9. according to each described device in the claim 1 to 8, wherein, said directly/estimate that on every side device (710) is constructed to each the sound channel (Ch to said multi-channel audio signal (101) _i) through use said spatial parameter information (105) apply one stereo around the estimation formula, wherein, said stereo around the estimation formula given by following formula

DTT _i=f _DTT[σ(Ch _i′R) _′ICC _i(Ch _i′R)]

ATT _i＝1-DTT _i

Said formula depends on the accurate poor (CLD in sound channel position _i), said sound channel position is accurate poor to be σ _iDecibel value, and be sound channel Ch _iInter-channel coherence (ICC _i) parameter, wherein, R is the linear combination of all the other sound channels.

10. according to each described device in the claim 1 to 9; Wherein, Said directly/on every side extraction apparatus (620) is constructed to hand over the lowest mean square that mixes to separate by the use sound channel and extracts said direct signal part (125-1) or said ambient signals part (125-2), and said LMS separates and do not require that equal position on every side is accurate.

11. device according to claim 9, wherein, said directly/on every side extraction apparatus (620) is constructed to calculate said LMS and separate through supposing that a signal model is led, and makes said LMS separate and is not limited to mixed signal under the stereo channel.

12. according to each described device in the claim 1 to 11, wherein, said device also comprises:

One ears direct voice presents device (910), is used to handle said direct signal part (125-1) and obtains one first ears output signal (915);

One ears ambient sound presents device (1010), is used to handle said ambient signals part (125-2) and obtains one second ears output signal (1015); And

One combiner (1130) is used to make up said first ears output signal (915) and said second ears output signals (1015) obtain the ears output signal (1135) once combination.

13. device according to claim 12; Wherein, Said ears ambient sound presents device (1010) and is constructed to that a room effect and/or a wave filter are applied to said ambient signals part (125-2) said second ears output signal (1015) is provided, and said second ears output signals (1015) are applicable to coherence between the ears of actual dispersion sound field.

14. according to claim 12 or 13 described devices; Wherein, said ears direct voice presents device (910) and is constructed to present said direct signal part (125-1) based on head related transfer function (HRTF) through wave filter and obtains said first ears output signal (915).
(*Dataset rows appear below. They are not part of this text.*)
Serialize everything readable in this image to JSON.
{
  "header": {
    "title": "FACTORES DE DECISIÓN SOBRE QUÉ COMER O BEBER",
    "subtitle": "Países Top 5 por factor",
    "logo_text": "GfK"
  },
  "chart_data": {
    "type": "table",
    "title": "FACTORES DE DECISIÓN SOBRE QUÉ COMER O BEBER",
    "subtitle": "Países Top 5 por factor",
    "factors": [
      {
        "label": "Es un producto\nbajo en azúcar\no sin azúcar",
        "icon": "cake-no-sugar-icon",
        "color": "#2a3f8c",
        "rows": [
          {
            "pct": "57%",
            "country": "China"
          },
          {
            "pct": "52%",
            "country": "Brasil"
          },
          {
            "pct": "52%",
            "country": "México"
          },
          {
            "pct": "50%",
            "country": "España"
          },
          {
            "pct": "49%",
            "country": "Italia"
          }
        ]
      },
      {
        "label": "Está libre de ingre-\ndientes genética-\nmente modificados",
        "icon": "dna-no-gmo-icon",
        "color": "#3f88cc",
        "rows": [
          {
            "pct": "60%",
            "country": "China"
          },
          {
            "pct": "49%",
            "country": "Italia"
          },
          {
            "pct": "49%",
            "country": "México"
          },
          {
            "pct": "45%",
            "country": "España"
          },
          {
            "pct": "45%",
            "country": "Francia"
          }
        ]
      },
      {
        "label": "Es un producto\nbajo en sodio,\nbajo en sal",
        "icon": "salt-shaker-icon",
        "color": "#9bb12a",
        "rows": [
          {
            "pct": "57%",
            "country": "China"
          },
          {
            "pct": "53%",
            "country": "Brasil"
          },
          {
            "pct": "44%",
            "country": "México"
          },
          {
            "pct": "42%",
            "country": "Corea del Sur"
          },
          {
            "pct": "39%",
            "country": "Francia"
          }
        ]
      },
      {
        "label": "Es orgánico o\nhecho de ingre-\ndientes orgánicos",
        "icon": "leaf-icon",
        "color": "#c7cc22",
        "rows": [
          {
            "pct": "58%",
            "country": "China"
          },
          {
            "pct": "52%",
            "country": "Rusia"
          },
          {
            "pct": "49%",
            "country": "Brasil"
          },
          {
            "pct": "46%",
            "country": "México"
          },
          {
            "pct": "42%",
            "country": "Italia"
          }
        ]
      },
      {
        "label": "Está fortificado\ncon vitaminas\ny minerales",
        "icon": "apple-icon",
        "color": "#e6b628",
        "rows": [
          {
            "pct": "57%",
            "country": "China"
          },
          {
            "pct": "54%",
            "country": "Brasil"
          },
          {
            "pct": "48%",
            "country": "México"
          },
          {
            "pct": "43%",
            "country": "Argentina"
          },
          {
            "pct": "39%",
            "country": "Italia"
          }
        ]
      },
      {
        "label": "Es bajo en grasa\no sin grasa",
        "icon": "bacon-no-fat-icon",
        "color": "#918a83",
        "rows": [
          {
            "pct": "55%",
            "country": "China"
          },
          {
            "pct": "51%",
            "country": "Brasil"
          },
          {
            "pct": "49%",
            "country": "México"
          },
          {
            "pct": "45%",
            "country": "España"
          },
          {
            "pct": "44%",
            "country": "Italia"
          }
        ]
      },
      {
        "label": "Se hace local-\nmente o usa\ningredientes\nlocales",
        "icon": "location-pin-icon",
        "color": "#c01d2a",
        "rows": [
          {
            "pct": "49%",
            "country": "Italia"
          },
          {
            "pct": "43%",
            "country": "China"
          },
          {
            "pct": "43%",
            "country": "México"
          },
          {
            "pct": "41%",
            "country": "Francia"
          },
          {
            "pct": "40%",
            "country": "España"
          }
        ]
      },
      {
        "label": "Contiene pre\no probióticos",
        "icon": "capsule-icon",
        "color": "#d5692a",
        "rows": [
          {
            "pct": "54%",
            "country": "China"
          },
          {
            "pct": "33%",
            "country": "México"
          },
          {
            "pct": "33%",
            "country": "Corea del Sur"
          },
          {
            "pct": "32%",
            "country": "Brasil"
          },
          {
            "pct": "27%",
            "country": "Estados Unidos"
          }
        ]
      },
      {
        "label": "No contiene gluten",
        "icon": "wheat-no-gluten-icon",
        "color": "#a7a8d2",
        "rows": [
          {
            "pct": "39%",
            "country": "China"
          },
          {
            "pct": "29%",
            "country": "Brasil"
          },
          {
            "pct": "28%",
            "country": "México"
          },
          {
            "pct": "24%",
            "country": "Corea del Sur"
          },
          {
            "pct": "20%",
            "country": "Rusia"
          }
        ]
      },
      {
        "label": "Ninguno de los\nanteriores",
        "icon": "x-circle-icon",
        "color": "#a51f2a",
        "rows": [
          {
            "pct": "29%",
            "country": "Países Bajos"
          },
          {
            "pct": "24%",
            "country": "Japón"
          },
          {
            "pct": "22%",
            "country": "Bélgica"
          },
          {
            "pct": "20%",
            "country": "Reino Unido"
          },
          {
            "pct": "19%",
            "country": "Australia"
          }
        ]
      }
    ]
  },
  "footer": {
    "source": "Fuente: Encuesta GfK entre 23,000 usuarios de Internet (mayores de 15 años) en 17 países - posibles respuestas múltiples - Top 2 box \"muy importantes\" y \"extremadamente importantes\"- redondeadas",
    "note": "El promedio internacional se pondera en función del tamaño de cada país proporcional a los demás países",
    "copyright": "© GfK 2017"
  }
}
15. one kind is used for extracting a direct and/or ambient signals (125-1 from mixing signal (115) and a spatial parameter information (105) once; Method 125-2) (100), said mixed signal (115) down and said spatial parameter information (105) expression have more multichannel (Ch than said mixed signal (115) down ₁Ch _N) a multi-channel audio signal (101), wherein, said spatial parameter information (105) comprises relational expression between the sound channel of said multi-channel audio signal (101), said method (100) comprises:

Estimate direct part of (110) said multi-channel audio signal (101) and/or a definite message or answer breath (113) an of peripheral part based on said spatial parameter information (105); And

Based on the position definite message or answer breath (113) of the said estimation of said direct part or said peripheral part, extract (120) said direct signal parts (125-1) and/or ambient signals part (125-2) from said mixed signal (115) down.

16. the computer program with program code is used for enforcement of rights and requires 15 described methods (100) when said computer program is carried out on a computing machine.